Naturally, since this is a movie, his seatmate is a drop-dead gorgeous woman, Christina Warren (Michelle Monaghan). Every guy in the audience undoubtedly dreams of finding themselves seated next to someone like Christina. But Colter is on a mission and for awhile her charms elude him.
Gyllenhaal does a phenomenal job of acting, and so does Monaghan, and that’s important for science fiction time warp movies because the concept is so preposterous. The good ones, like Final Countdown (1980), keep the plot moving because the actors make it so believable.
Director Duncan Jones takes a terrific script by Ben Ripley, an honors graduate of the USC School of Cinema-Television, and makes both of their virginal forays into major motion picture-making a high-tension, highly entertaining adventure.
In addition to the three principals, Jeffrey Wright gives a fine performance as Dr. Rutledge, the single-minded, cold, physically-handicapped genius who created Source Code that allows Colter to time travel.
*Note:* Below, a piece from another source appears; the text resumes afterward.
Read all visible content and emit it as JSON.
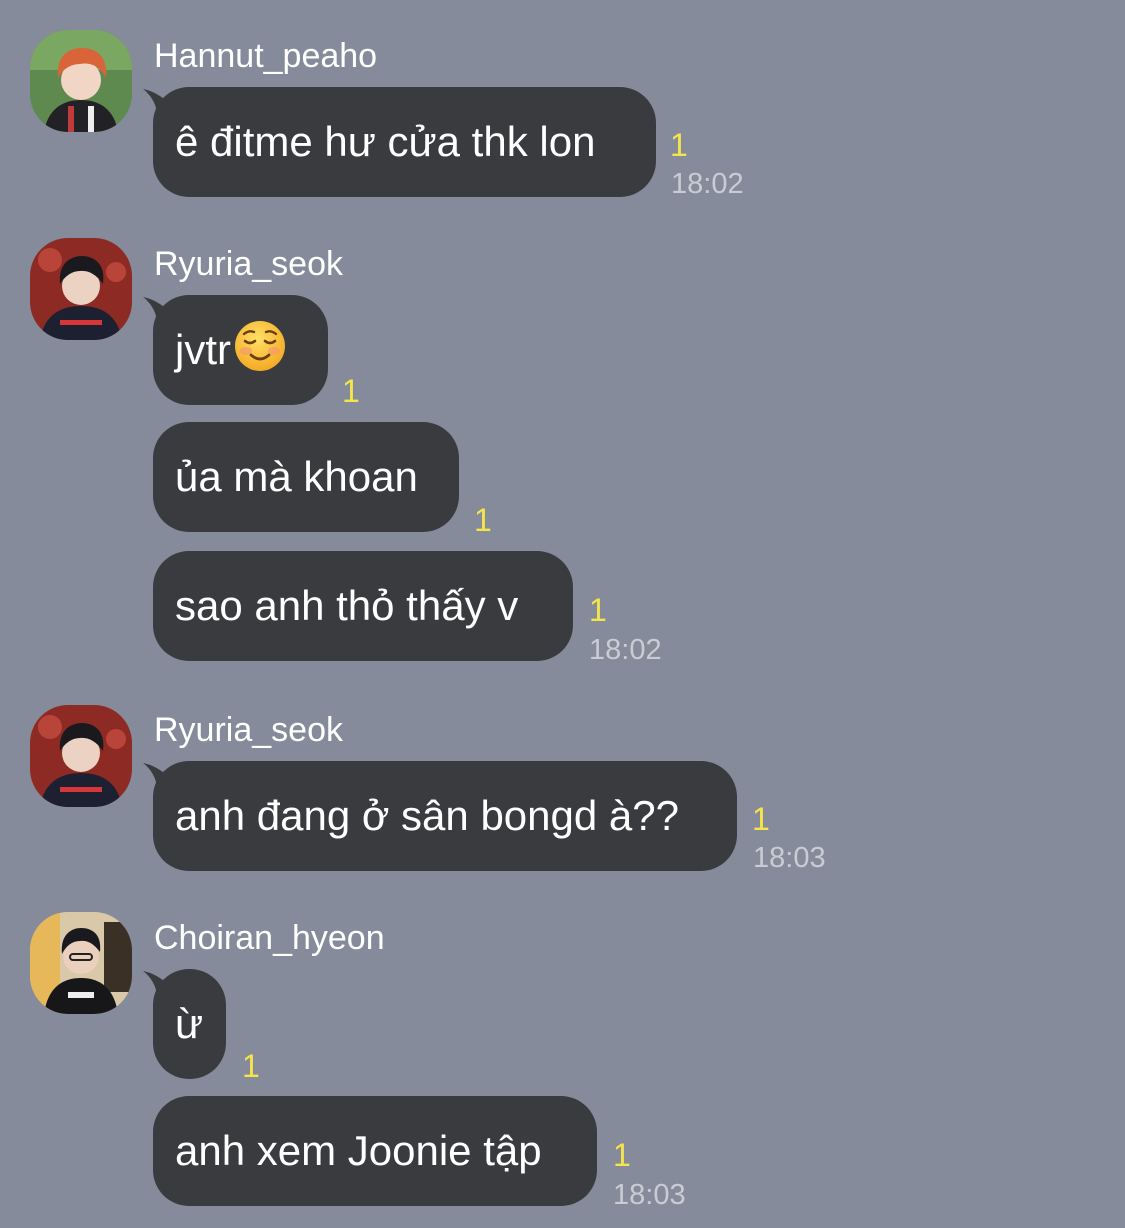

Equally important to the acting, directing and script of a good time warp movie are the cinematography and music. Don Burgess and Chris Bacon, respectively, make heavy contributions to the wonderful pace and style of the film.
Although there are a few plot holes, it’s not possible to make a time warp movie without them —time travel being impossible. But they were so few and so unimportant that they were easy to ignore.